The Guggenheim Museum’s board of trustees should publicly pledge and actively ensure respect for international labor rights in the construction and maintenance of the museum’s latest branch in Abu Dhabi, Human Rights Watch said today.
Human Rights Watch in February 2007 sent a private letter to the Solomon R. Guggenheim Foundation highlighting its concerns about the exploitation of migrant workers in the United Arab Emirates (UAE). The letter also underscored the obligations of private employers to respect the rights of workers there, but to date Human Rights Watch has not received a reply.
The Guggenheim Abu Dhabi is scheduled to open in 2011. It will be the largest Guggenheim branch in the world and will be part of a massive cultural district that will include three other museums, including a branch of the Louvre.
“Unless the Guggenheim takes action, its biggest overseas branch could become known for exhibiting labor violations,” said Sarah Leah Whitson, the Middle East Director of Human Rights Watch. “The Guggenheim’s board of trustees should make a public commitment and take all necessary steps to prevent the exploitation of migrant labor at the museum’s Abu Dhabi branch.”
In a report published in November 2006, Human Rights Watch documented pervasive abuses against migrant construction workers in the United Arab Emirates.
They endure hazardous working conditions and years of indebtedness to recruitment agencies for fees that UAE law says only employers should pay. Their employers routinely withhold wages and confiscate their passports. Human Rights Watch found that UAE government agencies fail to hold employers accountable for these common violations of law, contributing to an atmosphere of impunity that perpetuates these abuses. In addition, the UAE government does not protect workers’ rights to organize, bargain collectively and strike.
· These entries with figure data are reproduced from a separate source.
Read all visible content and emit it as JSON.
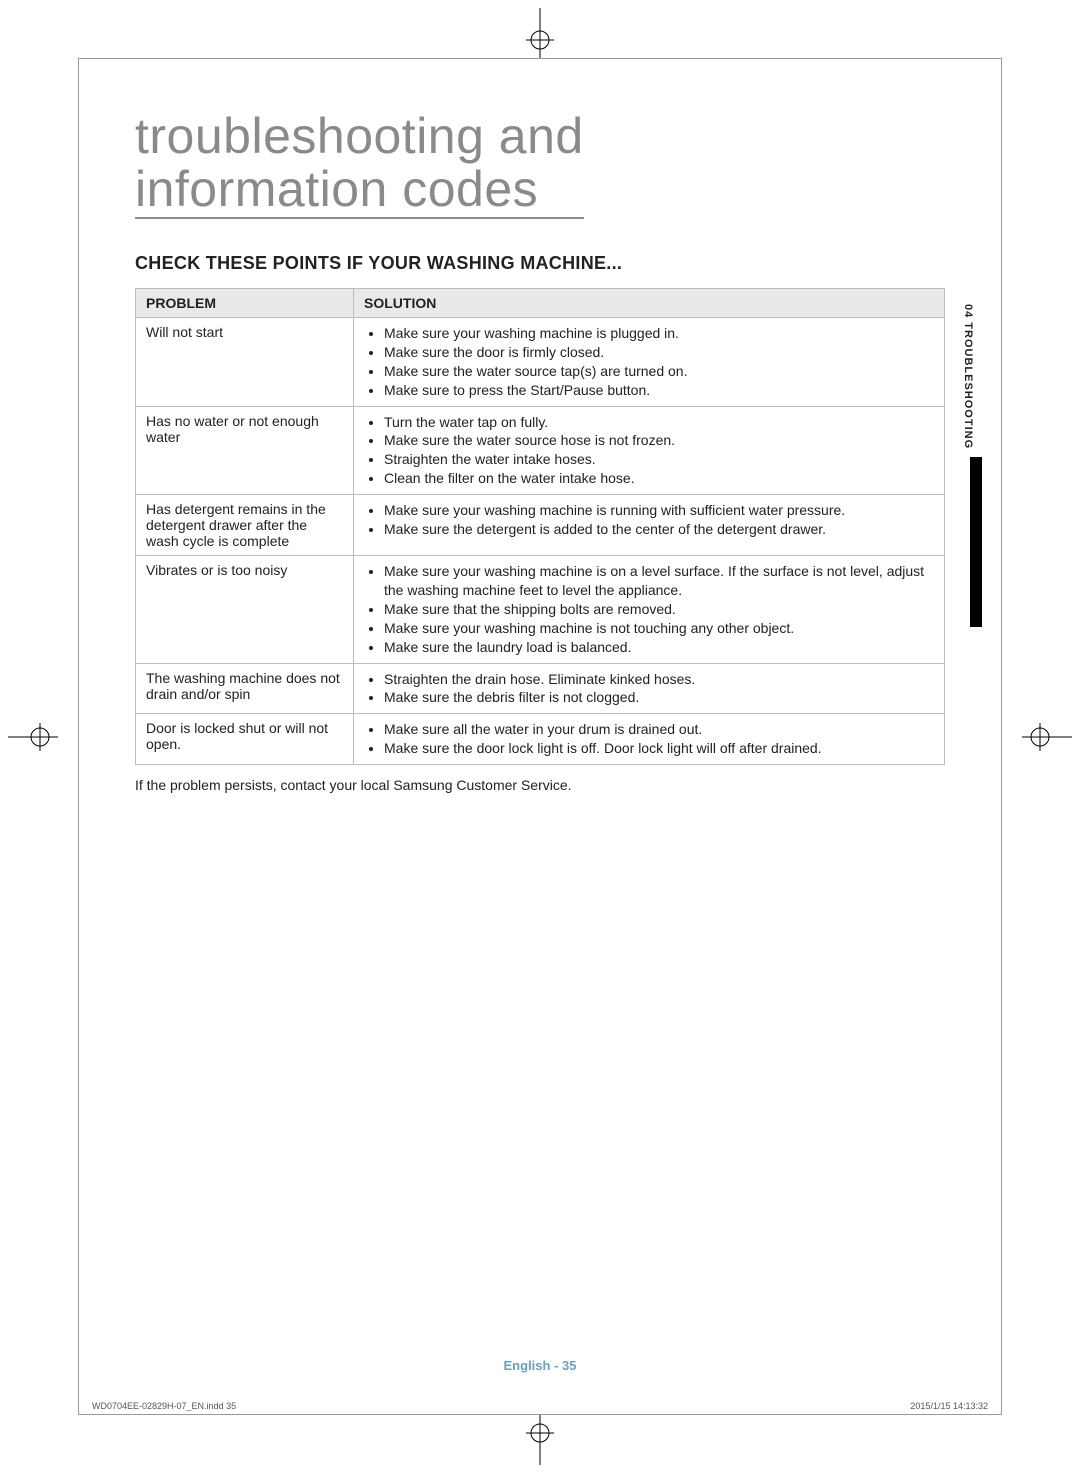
{
  "title_line1": "troubleshooting and",
  "title_line2": "information codes",
  "subheading": "CHECK THESE POINTS IF YOUR WASHING MACHINE...",
  "table": {
    "header_problem": "PROBLEM",
    "header_solution": "SOLUTION",
    "rows": [
      {
        "problem": "Will not start",
        "solutions": [
          "Make sure your washing machine is plugged in.",
          "Make sure the door is firmly closed.",
          "Make sure the water source tap(s) are turned on.",
          "Make sure to press the Start/Pause button."
        ]
      },
      {
        "problem": "Has no water or not enough water",
        "solutions": [
          "Turn the water tap on fully.",
          "Make sure the water source hose is not frozen.",
          "Straighten the water intake hoses.",
          "Clean the filter on the water intake hose."
        ]
      },
      {
        "problem": "Has detergent remains in the detergent drawer after the wash cycle is complete",
        "solutions": [
          "Make sure your washing machine is running with sufficient water pressure.",
          "Make sure the detergent is added to the center of the detergent drawer."
        ]
      },
      {
        "problem": "Vibrates or is too noisy",
        "solutions": [
          "Make sure your washing machine is on a level surface. If the surface is not level, adjust the washing machine feet to level the appliance.",
          "Make sure that the shipping bolts are removed.",
          "Make sure your washing machine is not touching any other object.",
          "Make sure the laundry load is balanced."
        ]
      },
      {
        "problem": "The washing machine does not drain and/or spin",
        "solutions": [
          "Straighten the drain hose. Eliminate kinked hoses.",
          "Make sure the debris filter is not clogged."
        ]
      },
      {
        "problem": "Door is locked shut or will not open.",
        "solutions": [
          "Make sure all the water in your drum is drained out.",
          "Make sure the door lock light is off. Door lock light will off after drained."
        ]
      }
    ]
  },
  "footnote": "If the problem persists, contact your local Samsung Customer Service.",
  "side_tab": "04  TROUBLESHOOTING",
  "footer": "English - 35",
  "imprint_left": "WD0704EE-02829H-07_EN.indd   35",
  "imprint_right": "2015/1/15   14:13:32",
  "colors": {
    "title_gray": "#8a8a8a",
    "header_bg": "#e9e9e9",
    "border": "#bdbdbd",
    "footer_blue": "#6aa0c7"
  }
}
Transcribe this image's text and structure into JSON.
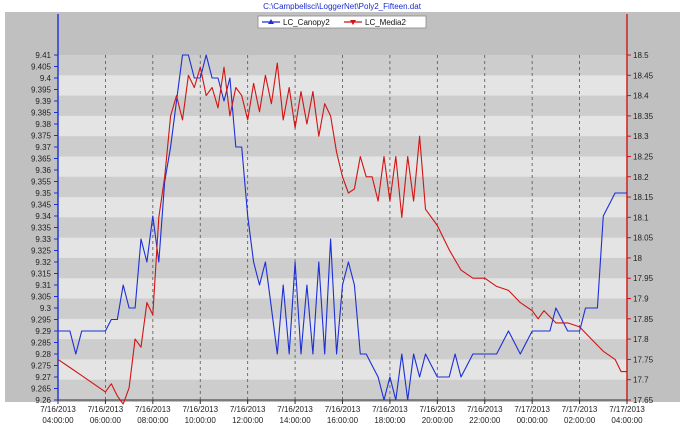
{
  "chart_data": {
    "type": "line",
    "title": "C:\\Campbellsci\\LoggerNet\\Poly2_Fifteen.dat",
    "x_labels": [
      [
        "7/16/2013",
        "04:00:00"
      ],
      [
        "7/16/2013",
        "06:00:00"
      ],
      [
        "7/16/2013",
        "08:00:00"
      ],
      [
        "7/16/2013",
        "10:00:00"
      ],
      [
        "7/16/2013",
        "12:00:00"
      ],
      [
        "7/16/2013",
        "14:00:00"
      ],
      [
        "7/16/2013",
        "16:00:00"
      ],
      [
        "7/16/2013",
        "18:00:00"
      ],
      [
        "7/16/2013",
        "20:00:00"
      ],
      [
        "7/16/2013",
        "22:00:00"
      ],
      [
        "7/17/2013",
        "00:00:00"
      ],
      [
        "7/17/2013",
        "02:00:00"
      ],
      [
        "7/17/2013",
        "04:00:00"
      ]
    ],
    "x_range": [
      "2013-07-16T04:00",
      "2013-07-17T04:00"
    ],
    "y_left": {
      "min": 9.26,
      "max": 9.41,
      "step": 0.005,
      "ticks": [
        "9.41",
        "9.405",
        "9.4",
        "9.395",
        "9.39",
        "9.385",
        "9.38",
        "9.375",
        "9.37",
        "9.365",
        "9.36",
        "9.355",
        "9.35",
        "9.345",
        "9.34",
        "9.335",
        "9.33",
        "9.325",
        "9.32",
        "9.315",
        "9.31",
        "9.305",
        "9.3",
        "9.295",
        "9.29",
        "9.285",
        "9.28",
        "9.275",
        "9.27",
        "9.265",
        "9.26"
      ]
    },
    "y_right": {
      "min": 17.65,
      "max": 18.5,
      "step": 0.05,
      "ticks": [
        "18.5",
        "18.45",
        "18.4",
        "18.35",
        "18.3",
        "18.25",
        "18.2",
        "18.15",
        "18.1",
        "18.05",
        "18",
        "17.95",
        "17.9",
        "17.85",
        "17.8",
        "17.75",
        "17.7",
        "17.65"
      ]
    },
    "legend_position": "top",
    "grid": "vertical dashed at labels, alternating horizontal bands",
    "colors": {
      "canopy": "#1c2fd6",
      "media": "#d11414",
      "left_axis": "#1c2fd6",
      "right_axis": "#d11414",
      "band_light": "#e4e4e4",
      "band_dark": "#cdcdcd",
      "outer": "#c0c0c0"
    },
    "series": [
      {
        "name": "LC_Canopy2",
        "axis": "left",
        "x": [
          "2013-07-16T04:00",
          "2013-07-16T04:30",
          "2013-07-16T04:45",
          "2013-07-16T05:00",
          "2013-07-16T05:30",
          "2013-07-16T06:00",
          "2013-07-16T06:15",
          "2013-07-16T06:30",
          "2013-07-16T06:45",
          "2013-07-16T07:00",
          "2013-07-16T07:15",
          "2013-07-16T07:30",
          "2013-07-16T07:45",
          "2013-07-16T08:00",
          "2013-07-16T08:15",
          "2013-07-16T08:30",
          "2013-07-16T08:45",
          "2013-07-16T09:00",
          "2013-07-16T09:15",
          "2013-07-16T09:30",
          "2013-07-16T09:45",
          "2013-07-16T10:00",
          "2013-07-16T10:15",
          "2013-07-16T10:30",
          "2013-07-16T10:45",
          "2013-07-16T11:00",
          "2013-07-16T11:15",
          "2013-07-16T11:30",
          "2013-07-16T11:45",
          "2013-07-16T12:00",
          "2013-07-16T12:15",
          "2013-07-16T12:30",
          "2013-07-16T12:45",
          "2013-07-16T13:00",
          "2013-07-16T13:15",
          "2013-07-16T13:30",
          "2013-07-16T13:45",
          "2013-07-16T14:00",
          "2013-07-16T14:15",
          "2013-07-16T14:30",
          "2013-07-16T14:45",
          "2013-07-16T15:00",
          "2013-07-16T15:15",
          "2013-07-16T15:30",
          "2013-07-16T15:45",
          "2013-07-16T16:00",
          "2013-07-16T16:15",
          "2013-07-16T16:30",
          "2013-07-16T16:45",
          "2013-07-16T17:00",
          "2013-07-16T17:15",
          "2013-07-16T17:30",
          "2013-07-16T17:45",
          "2013-07-16T18:00",
          "2013-07-16T18:15",
          "2013-07-16T18:30",
          "2013-07-16T18:45",
          "2013-07-16T19:00",
          "2013-07-16T19:15",
          "2013-07-16T19:30",
          "2013-07-16T20:00",
          "2013-07-16T20:30",
          "2013-07-16T20:45",
          "2013-07-16T21:00",
          "2013-07-16T21:30",
          "2013-07-16T22:00",
          "2013-07-16T22:15",
          "2013-07-16T22:30",
          "2013-07-16T23:00",
          "2013-07-16T23:30",
          "2013-07-17T00:00",
          "2013-07-17T00:15",
          "2013-07-17T00:30",
          "2013-07-17T00:45",
          "2013-07-17T01:00",
          "2013-07-17T01:30",
          "2013-07-17T02:00",
          "2013-07-17T02:15",
          "2013-07-17T02:30",
          "2013-07-17T02:45",
          "2013-07-17T03:00",
          "2013-07-17T03:30",
          "2013-07-17T04:00"
        ],
        "y": [
          9.29,
          9.29,
          9.28,
          9.29,
          9.29,
          9.29,
          9.295,
          9.295,
          9.31,
          9.3,
          9.3,
          9.33,
          9.32,
          9.34,
          9.32,
          9.355,
          9.37,
          9.39,
          9.41,
          9.41,
          9.4,
          9.4,
          9.41,
          9.4,
          9.4,
          9.39,
          9.4,
          9.37,
          9.37,
          9.34,
          9.32,
          9.31,
          9.32,
          9.3,
          9.28,
          9.31,
          9.28,
          9.32,
          9.28,
          9.31,
          9.28,
          9.32,
          9.28,
          9.33,
          9.28,
          9.31,
          9.32,
          9.31,
          9.28,
          9.28,
          9.275,
          9.27,
          9.26,
          9.27,
          9.26,
          9.28,
          9.26,
          9.28,
          9.27,
          9.28,
          9.27,
          9.27,
          9.28,
          9.27,
          9.28,
          9.28,
          9.28,
          9.28,
          9.29,
          9.28,
          9.29,
          9.29,
          9.29,
          9.29,
          9.3,
          9.29,
          9.29,
          9.3,
          9.3,
          9.3,
          9.34,
          9.35,
          9.35
        ]
      },
      {
        "name": "LC_Media2",
        "axis": "right",
        "x": [
          "2013-07-16T04:00",
          "2013-07-16T04:30",
          "2013-07-16T05:00",
          "2013-07-16T05:30",
          "2013-07-16T06:00",
          "2013-07-16T06:15",
          "2013-07-16T06:30",
          "2013-07-16T06:45",
          "2013-07-16T07:00",
          "2013-07-16T07:15",
          "2013-07-16T07:30",
          "2013-07-16T07:45",
          "2013-07-16T08:00",
          "2013-07-16T08:15",
          "2013-07-16T08:30",
          "2013-07-16T08:45",
          "2013-07-16T09:00",
          "2013-07-16T09:15",
          "2013-07-16T09:30",
          "2013-07-16T09:45",
          "2013-07-16T10:00",
          "2013-07-16T10:15",
          "2013-07-16T10:30",
          "2013-07-16T10:45",
          "2013-07-16T11:00",
          "2013-07-16T11:15",
          "2013-07-16T11:30",
          "2013-07-16T11:45",
          "2013-07-16T12:00",
          "2013-07-16T12:15",
          "2013-07-16T12:30",
          "2013-07-16T12:45",
          "2013-07-16T13:00",
          "2013-07-16T13:15",
          "2013-07-16T13:30",
          "2013-07-16T13:45",
          "2013-07-16T14:00",
          "2013-07-16T14:15",
          "2013-07-16T14:30",
          "2013-07-16T14:45",
          "2013-07-16T15:00",
          "2013-07-16T15:15",
          "2013-07-16T15:30",
          "2013-07-16T15:45",
          "2013-07-16T16:00",
          "2013-07-16T16:15",
          "2013-07-16T16:30",
          "2013-07-16T16:45",
          "2013-07-16T17:00",
          "2013-07-16T17:15",
          "2013-07-16T17:30",
          "2013-07-16T17:45",
          "2013-07-16T18:00",
          "2013-07-16T18:15",
          "2013-07-16T18:30",
          "2013-07-16T18:45",
          "2013-07-16T19:00",
          "2013-07-16T19:15",
          "2013-07-16T19:30",
          "2013-07-16T20:00",
          "2013-07-16T20:30",
          "2013-07-16T21:00",
          "2013-07-16T21:30",
          "2013-07-16T22:00",
          "2013-07-16T22:30",
          "2013-07-16T23:00",
          "2013-07-16T23:30",
          "2013-07-17T00:00",
          "2013-07-17T00:15",
          "2013-07-17T00:30",
          "2013-07-17T01:00",
          "2013-07-17T01:30",
          "2013-07-17T02:00",
          "2013-07-17T02:30",
          "2013-07-17T03:00",
          "2013-07-17T03:30",
          "2013-07-17T03:45",
          "2013-07-17T04:00"
        ],
        "y": [
          17.75,
          17.73,
          17.71,
          17.69,
          17.67,
          17.69,
          17.66,
          17.64,
          17.68,
          17.8,
          17.78,
          17.89,
          17.86,
          18.1,
          18.2,
          18.35,
          18.4,
          18.34,
          18.45,
          18.42,
          18.47,
          18.4,
          18.42,
          18.37,
          18.47,
          18.35,
          18.42,
          18.4,
          18.34,
          18.43,
          18.36,
          18.45,
          18.38,
          18.48,
          18.34,
          18.42,
          18.32,
          18.41,
          18.33,
          18.41,
          18.3,
          18.38,
          18.35,
          18.26,
          18.2,
          18.16,
          18.17,
          18.25,
          18.2,
          18.2,
          18.14,
          18.25,
          18.14,
          18.25,
          18.1,
          18.25,
          18.14,
          18.3,
          18.12,
          18.08,
          18.02,
          17.97,
          17.95,
          17.95,
          17.93,
          17.92,
          17.89,
          17.87,
          17.85,
          17.87,
          17.84,
          17.84,
          17.83,
          17.8,
          17.77,
          17.75,
          17.72,
          17.72
        ]
      }
    ]
  }
}
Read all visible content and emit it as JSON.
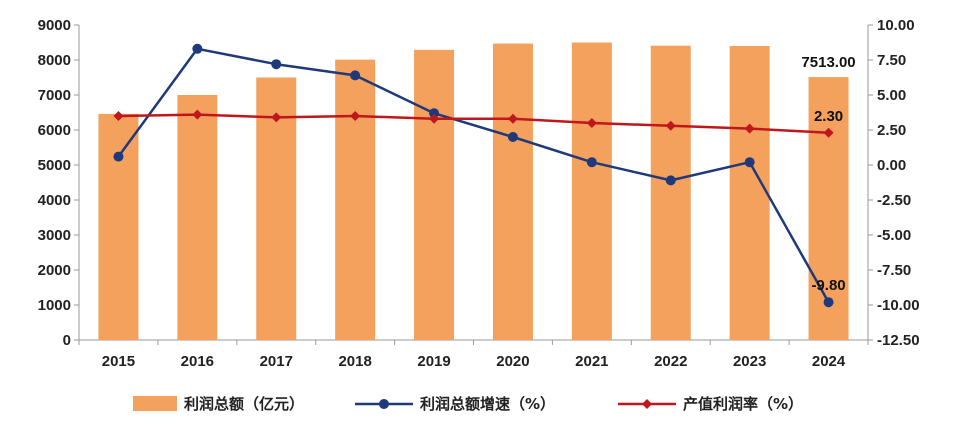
{
  "chart_data": {
    "type": "bar",
    "categories": [
      "2015",
      "2016",
      "2017",
      "2018",
      "2019",
      "2020",
      "2021",
      "2022",
      "2023",
      "2024"
    ],
    "series": [
      {
        "name": "利润总额（亿元）",
        "type": "bar",
        "axis": "left",
        "color": "#F4A15D",
        "values": [
          6460,
          7000,
          7500,
          8010,
          8290,
          8470,
          8500,
          8410,
          8400,
          7513
        ]
      },
      {
        "name": "利润总额增速（%）",
        "type": "line",
        "axis": "right",
        "color": "#1F3A7A",
        "values": [
          0.6,
          8.3,
          7.2,
          6.4,
          3.7,
          2.0,
          0.2,
          -1.1,
          0.2,
          -9.8
        ]
      },
      {
        "name": "产值利润率（%）",
        "type": "line",
        "axis": "right",
        "color": "#C0171D",
        "values": [
          3.5,
          3.6,
          3.4,
          3.5,
          3.3,
          3.3,
          3.0,
          2.8,
          2.6,
          2.3
        ]
      }
    ],
    "ylim_left": [
      0,
      9000
    ],
    "yticks_left": [
      "0",
      "1000",
      "2000",
      "3000",
      "4000",
      "5000",
      "6000",
      "7000",
      "8000",
      "9000"
    ],
    "ylim_right": [
      -12.5,
      10
    ],
    "yticks_right": [
      "-12.50",
      "-10.00",
      "-7.50",
      "-5.00",
      "-2.50",
      "0.00",
      "2.50",
      "5.00",
      "7.50",
      "10.00"
    ],
    "data_labels": [
      {
        "series": 0,
        "index": 9,
        "text": "7513.00"
      },
      {
        "series": 2,
        "index": 9,
        "text": "2.30"
      },
      {
        "series": 1,
        "index": 9,
        "text": "-9.80"
      }
    ],
    "grid": false,
    "legend_position": "bottom"
  }
}
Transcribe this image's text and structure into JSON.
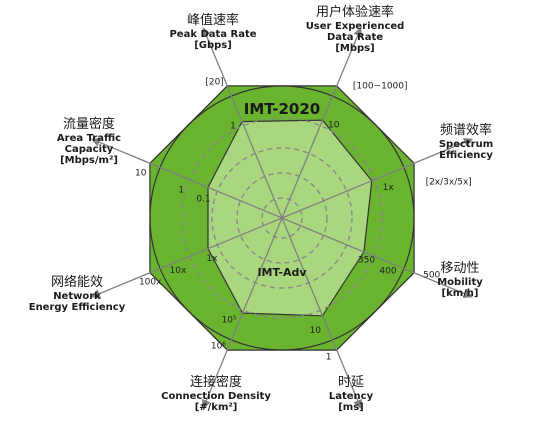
{
  "chart_data": {
    "type": "radar",
    "axes": [
      {
        "zh": "峰值速率",
        "en": [
          "Peak Data Rate",
          "[Gbps]"
        ],
        "ticks": [
          "1",
          "[20]"
        ]
      },
      {
        "zh": "用户体验速率",
        "en": [
          "User Experienced",
          "Data Rate",
          "[Mbps]"
        ],
        "ticks": [
          "10",
          "[100~1000]"
        ]
      },
      {
        "zh": "频谱效率",
        "en": [
          "Spectrum",
          "Efficiency"
        ],
        "ticks": [
          "1x",
          "[2x/3x/5x]"
        ]
      },
      {
        "zh": "移动性",
        "en": [
          "Mobility",
          "[km/h]"
        ],
        "ticks": [
          "350",
          "400",
          "500"
        ]
      },
      {
        "zh": "时延",
        "en": [
          "Latency",
          "[ms]"
        ],
        "ticks": [
          "10",
          "1"
        ]
      },
      {
        "zh": "连接密度",
        "en": [
          "Connection Density",
          "[#/km²]"
        ],
        "ticks": [
          "10⁵",
          "10⁶"
        ]
      },
      {
        "zh": "网络能效",
        "en": [
          "Network",
          "Energy Efficiency"
        ],
        "ticks": [
          "1x",
          "10x",
          "100x"
        ]
      },
      {
        "zh": "流量密度",
        "en": [
          "Area Traffic",
          "Capacity",
          "[Mbps/m²]"
        ],
        "ticks": [
          "0.1",
          "1",
          "10"
        ]
      }
    ],
    "series": [
      {
        "name": "IMT-2020",
        "color": "#6ab42f",
        "values": [
          "[20]",
          "[100~1000]",
          "[2x/3x/5x]",
          "500",
          "1",
          "10⁶",
          "100x",
          "10"
        ],
        "radius_fraction": [
          1,
          1,
          1,
          1,
          1,
          1,
          1,
          1
        ]
      },
      {
        "name": "IMT-Adv",
        "color": "#a9d77e",
        "values": [
          "1",
          "10",
          "1x",
          "350",
          "10",
          "10⁵",
          "1x",
          "0.1"
        ],
        "radius_fraction": [
          0.73,
          0.74,
          0.68,
          0.62,
          0.74,
          0.72,
          0.56,
          0.56
        ]
      }
    ],
    "grid": "dashed circles",
    "legend": "labels on chart"
  }
}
In February, Human Rights Watch expressed its concerns and requested a meeting in a private letter to Thomas Krens, the director of the Guggenheim Foundation, copies of which were sent to William Mack, chairman of the board of trustees, and Betsy Ennis, the director of public affairs. Human Rights Watch has not to date received a reply.
Specifically, Human Rights Watch urges the Guggenheim to require that its UAE partners not withhold workers’ wages, not confiscate passports, document and publicly report work-related injuries and deaths, and forbid recruiters from unlawfully collecting recruiting, travel and visa fees from workers. The Guggenheim should establish an independent and transparent oversight committee to monitor labor practices at the Guggenheim Abu Dhabi. In addition, the Guggenheim should call on the authorities in the UAE, which is a member of the International Labour Organization, to ensure the internationally protected rights of workers to bargain collectively, form unions, and strike.
“The Guggenheim has been at the forefront of museums expanding around the world,” said Whitson. “It shouldn’t lag behind when it comes to protecting the rights of workers.”